Secondly, radiant floors are limited by the amount of energy that can penetrate resistant floor coverings, such as certain wood and carpeted floors. In many cases, these materials limit the actual output to less than 20 Btu per square foot. Unfortunately, these are the types of flooring we see used in the more chic, sophisticated rooms, with large windows and high heating loads. Also, floor coverings are likely to change significantly over the life of the unit depending on various owners design tastes over the years.
Now, radiant ceilings on the other hand, can easily operate at surface temperatures up to 100 F, delivering in excess of 55 Btu per square foot. Since ceilings are typically constructed of sheet rock, they offer very little resistance to thermal transfer. Unless the owners make a drastic change to the ceiling material, it’s likely the output of the ceiling won’t change during the life of the home. When speaking of radiant ceilings and comfort, there seems to be some conceptual misunderstandings.
One myth is that heat rises, therefore you’ll have a hot head and cold feet. That’s simply not true. Heat doesn’t rise… hot air rises! In radiant systems, the unit is heated without heating the air. Actually, there is typically more hot air rising with a radiant floor than with a radiant ceiling. This is because air molecules that come into contact with the radiant ceiling already occupy the highest strata. In radiant floors, the cooler molecules sink and come into contact with the warm floor surface and rise as their density changes with heat, driving the convective forces that cause stratification. Under normal conditions neither radiant floors or radiant ceilings heat the air to an uncomfortable level such as in forced air systems, however.
Another misunderstanding about radiant floors and ceilings involves the surface temperatures that are achieved. Just as the overhead rays of the sun are absorbed by the beach sand, radiant ceilings warm the floor therefore there are no cold floors in radiant ceiling heated properties.
A question that is quite often raised however is “Will objects placed on the radiant floor slow down the flow of energy?”. Large rugs, and some furnishings such as sofas and beds can reduce the usable floor area, increasing the Btu load per square foot, and, perhaps, exceeding the system capability.
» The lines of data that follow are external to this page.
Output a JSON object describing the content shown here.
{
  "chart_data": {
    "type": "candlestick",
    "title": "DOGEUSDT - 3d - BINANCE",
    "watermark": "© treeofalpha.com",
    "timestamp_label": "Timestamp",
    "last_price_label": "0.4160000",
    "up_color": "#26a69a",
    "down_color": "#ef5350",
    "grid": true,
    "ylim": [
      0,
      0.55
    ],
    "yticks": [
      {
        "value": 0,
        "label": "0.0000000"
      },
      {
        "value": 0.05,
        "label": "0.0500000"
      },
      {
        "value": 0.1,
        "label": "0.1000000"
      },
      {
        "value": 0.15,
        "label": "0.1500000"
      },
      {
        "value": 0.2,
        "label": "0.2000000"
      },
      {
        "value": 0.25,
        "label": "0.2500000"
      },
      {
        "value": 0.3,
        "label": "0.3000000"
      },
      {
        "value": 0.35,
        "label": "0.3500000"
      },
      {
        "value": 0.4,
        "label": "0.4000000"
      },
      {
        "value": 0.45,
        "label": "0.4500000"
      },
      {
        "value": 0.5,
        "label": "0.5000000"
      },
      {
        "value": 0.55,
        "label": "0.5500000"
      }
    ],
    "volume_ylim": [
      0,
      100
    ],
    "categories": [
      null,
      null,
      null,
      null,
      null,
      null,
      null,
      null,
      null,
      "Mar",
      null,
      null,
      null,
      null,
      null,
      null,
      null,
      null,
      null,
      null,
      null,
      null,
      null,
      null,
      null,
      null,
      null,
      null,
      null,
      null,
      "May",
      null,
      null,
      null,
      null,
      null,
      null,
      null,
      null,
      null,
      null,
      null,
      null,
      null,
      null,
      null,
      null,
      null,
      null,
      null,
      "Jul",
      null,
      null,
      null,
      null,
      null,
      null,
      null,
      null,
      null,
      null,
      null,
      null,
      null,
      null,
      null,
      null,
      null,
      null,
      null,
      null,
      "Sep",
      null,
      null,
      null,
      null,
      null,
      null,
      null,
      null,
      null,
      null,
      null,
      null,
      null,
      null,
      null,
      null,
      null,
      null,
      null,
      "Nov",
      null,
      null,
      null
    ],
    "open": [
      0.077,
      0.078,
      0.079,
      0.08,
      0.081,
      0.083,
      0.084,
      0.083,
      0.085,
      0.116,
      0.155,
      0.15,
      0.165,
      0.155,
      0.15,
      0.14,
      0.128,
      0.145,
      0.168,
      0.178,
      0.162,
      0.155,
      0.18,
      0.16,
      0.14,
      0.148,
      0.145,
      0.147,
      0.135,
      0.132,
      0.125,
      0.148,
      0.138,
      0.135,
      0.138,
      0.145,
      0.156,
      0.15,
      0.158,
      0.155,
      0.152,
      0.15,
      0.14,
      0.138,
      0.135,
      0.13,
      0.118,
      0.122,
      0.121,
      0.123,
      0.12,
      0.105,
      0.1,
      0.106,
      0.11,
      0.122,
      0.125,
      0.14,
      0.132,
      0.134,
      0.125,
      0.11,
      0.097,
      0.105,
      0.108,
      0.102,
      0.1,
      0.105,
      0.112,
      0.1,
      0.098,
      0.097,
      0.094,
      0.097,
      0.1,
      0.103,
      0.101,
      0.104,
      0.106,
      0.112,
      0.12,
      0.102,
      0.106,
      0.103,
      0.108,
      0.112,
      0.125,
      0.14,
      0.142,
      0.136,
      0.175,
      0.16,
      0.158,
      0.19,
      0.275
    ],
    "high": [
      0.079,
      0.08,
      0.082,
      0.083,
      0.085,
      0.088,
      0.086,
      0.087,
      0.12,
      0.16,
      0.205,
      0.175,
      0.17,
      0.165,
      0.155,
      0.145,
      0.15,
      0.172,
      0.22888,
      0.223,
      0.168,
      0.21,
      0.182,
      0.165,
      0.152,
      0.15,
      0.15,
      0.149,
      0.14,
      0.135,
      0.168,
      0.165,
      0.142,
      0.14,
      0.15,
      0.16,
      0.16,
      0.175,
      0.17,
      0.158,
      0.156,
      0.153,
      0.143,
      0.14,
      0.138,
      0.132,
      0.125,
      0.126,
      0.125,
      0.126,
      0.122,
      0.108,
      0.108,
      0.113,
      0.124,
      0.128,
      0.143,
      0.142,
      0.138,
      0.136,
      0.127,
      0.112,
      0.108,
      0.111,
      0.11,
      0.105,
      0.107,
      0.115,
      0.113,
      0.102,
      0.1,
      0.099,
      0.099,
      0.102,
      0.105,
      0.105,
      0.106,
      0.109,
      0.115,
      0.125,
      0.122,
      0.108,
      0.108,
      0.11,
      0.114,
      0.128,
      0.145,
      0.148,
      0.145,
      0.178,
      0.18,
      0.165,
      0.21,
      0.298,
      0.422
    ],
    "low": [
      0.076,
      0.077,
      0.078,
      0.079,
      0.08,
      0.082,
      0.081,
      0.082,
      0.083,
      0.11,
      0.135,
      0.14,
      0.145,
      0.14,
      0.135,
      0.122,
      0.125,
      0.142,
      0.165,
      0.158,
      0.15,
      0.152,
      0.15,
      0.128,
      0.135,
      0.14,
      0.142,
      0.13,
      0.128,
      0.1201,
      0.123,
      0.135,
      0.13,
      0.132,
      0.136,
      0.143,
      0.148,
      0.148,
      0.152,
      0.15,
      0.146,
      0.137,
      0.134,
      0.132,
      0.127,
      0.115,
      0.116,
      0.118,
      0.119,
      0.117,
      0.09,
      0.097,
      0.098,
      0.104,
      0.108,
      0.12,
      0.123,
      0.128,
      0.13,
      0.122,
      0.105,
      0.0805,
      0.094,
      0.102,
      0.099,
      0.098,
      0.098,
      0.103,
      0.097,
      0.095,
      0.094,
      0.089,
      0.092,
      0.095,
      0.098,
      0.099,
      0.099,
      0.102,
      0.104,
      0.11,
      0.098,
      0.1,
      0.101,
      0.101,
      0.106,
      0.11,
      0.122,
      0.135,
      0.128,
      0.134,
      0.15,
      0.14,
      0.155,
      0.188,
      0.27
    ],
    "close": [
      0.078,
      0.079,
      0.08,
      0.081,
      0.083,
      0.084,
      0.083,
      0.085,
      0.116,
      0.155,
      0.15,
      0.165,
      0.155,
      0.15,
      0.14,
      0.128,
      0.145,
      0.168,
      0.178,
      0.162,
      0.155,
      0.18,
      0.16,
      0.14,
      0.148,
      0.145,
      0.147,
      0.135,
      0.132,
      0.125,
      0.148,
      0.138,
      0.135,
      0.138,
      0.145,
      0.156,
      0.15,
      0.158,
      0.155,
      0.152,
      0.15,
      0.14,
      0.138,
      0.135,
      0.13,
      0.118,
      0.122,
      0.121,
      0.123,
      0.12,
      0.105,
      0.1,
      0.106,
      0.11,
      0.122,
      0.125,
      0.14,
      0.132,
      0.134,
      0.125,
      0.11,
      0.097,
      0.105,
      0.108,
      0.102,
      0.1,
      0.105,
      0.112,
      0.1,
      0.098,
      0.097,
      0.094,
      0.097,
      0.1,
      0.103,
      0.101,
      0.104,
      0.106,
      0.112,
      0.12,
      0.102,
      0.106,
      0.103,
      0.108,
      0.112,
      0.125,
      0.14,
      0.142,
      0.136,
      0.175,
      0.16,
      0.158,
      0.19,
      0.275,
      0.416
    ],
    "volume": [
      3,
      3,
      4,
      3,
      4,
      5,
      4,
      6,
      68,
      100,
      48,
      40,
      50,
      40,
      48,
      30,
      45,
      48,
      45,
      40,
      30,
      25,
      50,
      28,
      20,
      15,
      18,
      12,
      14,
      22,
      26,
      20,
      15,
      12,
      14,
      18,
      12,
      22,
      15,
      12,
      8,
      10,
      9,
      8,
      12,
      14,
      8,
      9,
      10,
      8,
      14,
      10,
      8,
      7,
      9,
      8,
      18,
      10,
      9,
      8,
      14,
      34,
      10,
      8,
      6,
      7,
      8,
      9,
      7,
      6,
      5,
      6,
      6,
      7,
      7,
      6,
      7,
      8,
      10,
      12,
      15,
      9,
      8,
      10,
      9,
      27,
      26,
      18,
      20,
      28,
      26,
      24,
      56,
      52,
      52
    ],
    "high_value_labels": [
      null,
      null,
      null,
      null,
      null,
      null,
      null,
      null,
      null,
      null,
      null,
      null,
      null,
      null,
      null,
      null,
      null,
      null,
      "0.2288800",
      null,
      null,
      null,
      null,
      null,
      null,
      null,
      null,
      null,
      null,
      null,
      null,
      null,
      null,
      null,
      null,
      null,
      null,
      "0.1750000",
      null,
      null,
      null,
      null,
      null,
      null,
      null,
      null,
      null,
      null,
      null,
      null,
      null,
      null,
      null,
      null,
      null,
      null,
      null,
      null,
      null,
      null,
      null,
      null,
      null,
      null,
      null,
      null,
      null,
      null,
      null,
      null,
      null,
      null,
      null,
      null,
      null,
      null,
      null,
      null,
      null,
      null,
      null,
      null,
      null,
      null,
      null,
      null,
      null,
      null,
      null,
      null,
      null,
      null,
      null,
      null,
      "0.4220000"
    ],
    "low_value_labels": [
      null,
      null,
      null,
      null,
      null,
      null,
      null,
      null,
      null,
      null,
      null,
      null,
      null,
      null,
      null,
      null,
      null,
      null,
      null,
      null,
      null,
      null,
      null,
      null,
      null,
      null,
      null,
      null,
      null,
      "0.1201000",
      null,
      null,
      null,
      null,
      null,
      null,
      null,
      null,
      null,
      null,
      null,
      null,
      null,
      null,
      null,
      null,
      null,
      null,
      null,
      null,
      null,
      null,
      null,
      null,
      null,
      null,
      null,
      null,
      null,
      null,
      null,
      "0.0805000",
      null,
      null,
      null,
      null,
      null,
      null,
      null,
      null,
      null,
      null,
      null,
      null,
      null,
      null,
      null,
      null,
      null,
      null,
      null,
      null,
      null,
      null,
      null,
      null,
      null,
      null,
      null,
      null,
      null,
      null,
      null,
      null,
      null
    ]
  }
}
Radiant ceilings are not subject to these types of problems.Radiant ceilings accelerate fast and dissipate energy fast as well. The responsiveness of radiant ceilings makes them excellent for modern controls, placing energy where it is needed when it is needed, and achieving superior comfort and efficiency. Some high mass radiant floors are delayed in that they take a long time to heat up to meet the load.
Installation-wise, radiant ceilings cost far less than radiant floors. In fact, in most cases they cost less than half of a radiant floor. Lower cost means more opportunity. They take less effort to design and install. Radiant ceilings are great for retrofit scenarios. It is very inexpensive and relatively easy to lower a ceiling to accommodate the radiant ceiling, but difficult to raise a floor. Radiant ceilings are not optimal over a concrete slab placed on the grade of the earth. Radiant floors are best for these situations. Radiant floors are also preferred in rooms with smooth surface floors, such as bathrooms, where one is likely to be barefoot.
Both radiant ceilings and radiant floors are reliable, energy efficient heat sources but when push comes to shove, the heat losses are high and the floor coverings are plush, radiant ceilings arguably cannot be beat.